I just want to think about how the Monastry was my favorite facade. It was the biggest carved facade, and had been turned into a church for a time after its re-discovery (which is why it is called the Monastry, despite the lack of monks).

A "few" more steps led up to some lookouts. There was the "Spring Lookout" and "The End of the World." It was mountains and scrub for as far as the eye could see.

We walked back down, had some more crackers and bread and water (what we'd been living on all day), then continued to the Siq and walking back up, admiring the monuments on the main drag.

The colonaded street was pretty, but the Great Temple really gave a sense of scale to the whole place. It had this puny, round theater that could hold 626 people! Inside the Temple!

We were just getting silly by the time we went by the Royal Tombs.
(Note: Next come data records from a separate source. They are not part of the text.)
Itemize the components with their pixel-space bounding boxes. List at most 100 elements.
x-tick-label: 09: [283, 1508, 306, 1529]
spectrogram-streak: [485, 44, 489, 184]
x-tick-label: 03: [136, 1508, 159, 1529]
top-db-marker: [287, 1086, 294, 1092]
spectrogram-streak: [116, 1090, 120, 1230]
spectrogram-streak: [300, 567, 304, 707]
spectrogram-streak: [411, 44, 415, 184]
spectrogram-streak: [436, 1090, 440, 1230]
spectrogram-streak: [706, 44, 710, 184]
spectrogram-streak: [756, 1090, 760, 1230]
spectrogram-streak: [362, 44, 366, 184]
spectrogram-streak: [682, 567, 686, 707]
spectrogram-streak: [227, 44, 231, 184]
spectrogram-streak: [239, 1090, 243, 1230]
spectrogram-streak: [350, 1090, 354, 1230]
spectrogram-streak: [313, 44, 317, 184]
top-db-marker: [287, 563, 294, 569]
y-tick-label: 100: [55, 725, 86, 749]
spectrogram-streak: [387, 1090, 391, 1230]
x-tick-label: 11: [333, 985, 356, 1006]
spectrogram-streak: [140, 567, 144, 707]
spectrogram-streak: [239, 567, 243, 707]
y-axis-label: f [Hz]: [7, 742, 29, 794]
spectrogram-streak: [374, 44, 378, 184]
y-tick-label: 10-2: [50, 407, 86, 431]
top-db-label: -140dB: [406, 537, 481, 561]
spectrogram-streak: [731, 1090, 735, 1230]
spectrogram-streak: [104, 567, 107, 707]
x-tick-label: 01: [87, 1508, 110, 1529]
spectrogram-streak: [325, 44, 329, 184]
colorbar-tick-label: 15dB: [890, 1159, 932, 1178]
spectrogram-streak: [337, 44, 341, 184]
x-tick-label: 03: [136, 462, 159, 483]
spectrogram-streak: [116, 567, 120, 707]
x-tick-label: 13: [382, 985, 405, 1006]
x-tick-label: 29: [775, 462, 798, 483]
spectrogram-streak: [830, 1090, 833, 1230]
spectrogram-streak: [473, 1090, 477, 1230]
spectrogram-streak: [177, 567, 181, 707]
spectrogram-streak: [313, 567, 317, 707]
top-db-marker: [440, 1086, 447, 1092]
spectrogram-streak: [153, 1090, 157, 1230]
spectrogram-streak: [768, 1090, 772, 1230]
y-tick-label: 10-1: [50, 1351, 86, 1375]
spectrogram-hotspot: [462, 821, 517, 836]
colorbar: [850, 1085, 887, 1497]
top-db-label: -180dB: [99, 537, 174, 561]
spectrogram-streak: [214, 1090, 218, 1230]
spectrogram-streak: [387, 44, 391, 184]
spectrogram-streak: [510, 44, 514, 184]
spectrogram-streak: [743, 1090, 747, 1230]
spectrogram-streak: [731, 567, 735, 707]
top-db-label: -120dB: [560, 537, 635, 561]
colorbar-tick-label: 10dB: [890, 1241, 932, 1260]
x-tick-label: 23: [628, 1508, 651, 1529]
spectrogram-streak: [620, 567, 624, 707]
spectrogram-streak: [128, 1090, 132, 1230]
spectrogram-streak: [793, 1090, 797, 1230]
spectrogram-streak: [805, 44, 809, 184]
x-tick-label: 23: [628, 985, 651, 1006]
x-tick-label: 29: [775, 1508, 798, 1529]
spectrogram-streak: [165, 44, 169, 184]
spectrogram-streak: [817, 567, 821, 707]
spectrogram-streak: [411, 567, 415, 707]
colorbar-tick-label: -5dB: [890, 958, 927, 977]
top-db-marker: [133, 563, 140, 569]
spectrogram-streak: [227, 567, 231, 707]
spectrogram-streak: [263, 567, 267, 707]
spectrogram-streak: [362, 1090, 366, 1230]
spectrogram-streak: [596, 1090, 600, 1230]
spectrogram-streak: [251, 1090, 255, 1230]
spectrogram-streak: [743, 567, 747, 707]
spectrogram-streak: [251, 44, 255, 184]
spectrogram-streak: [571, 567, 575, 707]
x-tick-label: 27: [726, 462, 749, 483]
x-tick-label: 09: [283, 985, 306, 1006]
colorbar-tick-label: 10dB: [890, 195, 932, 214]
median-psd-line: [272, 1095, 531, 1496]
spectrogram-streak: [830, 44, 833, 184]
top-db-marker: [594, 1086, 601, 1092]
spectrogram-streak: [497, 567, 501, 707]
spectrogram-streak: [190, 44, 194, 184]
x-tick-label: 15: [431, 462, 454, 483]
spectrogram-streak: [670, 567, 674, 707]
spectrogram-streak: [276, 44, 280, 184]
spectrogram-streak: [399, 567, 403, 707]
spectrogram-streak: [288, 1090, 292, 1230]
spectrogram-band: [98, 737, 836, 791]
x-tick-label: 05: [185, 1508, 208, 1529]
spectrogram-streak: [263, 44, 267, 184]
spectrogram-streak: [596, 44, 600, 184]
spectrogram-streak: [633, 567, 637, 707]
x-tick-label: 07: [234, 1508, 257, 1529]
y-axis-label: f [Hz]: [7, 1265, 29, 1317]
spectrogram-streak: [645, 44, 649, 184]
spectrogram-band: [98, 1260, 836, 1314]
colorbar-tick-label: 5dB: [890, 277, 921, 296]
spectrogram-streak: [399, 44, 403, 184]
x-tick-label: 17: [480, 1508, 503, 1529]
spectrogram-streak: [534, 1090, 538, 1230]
Abdalla had pushed his hat off to the side, and we took the first in the series "Too Cool for Petra." I think my picture is much more evocative though. (Will attempt to post these when we have more than 5 minute access to the internet).

A giant Roman theater carved (in one piece) out of the side of a mountain, and we were headed back up to the visitor's center. We finished up the last of the bread, just made it back to the top, and, because Abdalla spoke Arabic, got a cab to take us back to town for just 2 JD (instead of 5).

This blog is posted late because we showered, then napped, then I ventured out for 15 minutes to see the sunset and get water, then fell asleep again. Didn't really have time for Internet with all that sleeping. Wadi Rum is going to be out in the middle of the desert, so not thinking there is going to be much blog posting there. We'll see if we have time to hit an internet cafe before getting on the boat to Egypt in Aqaba. Jordan time is almost up!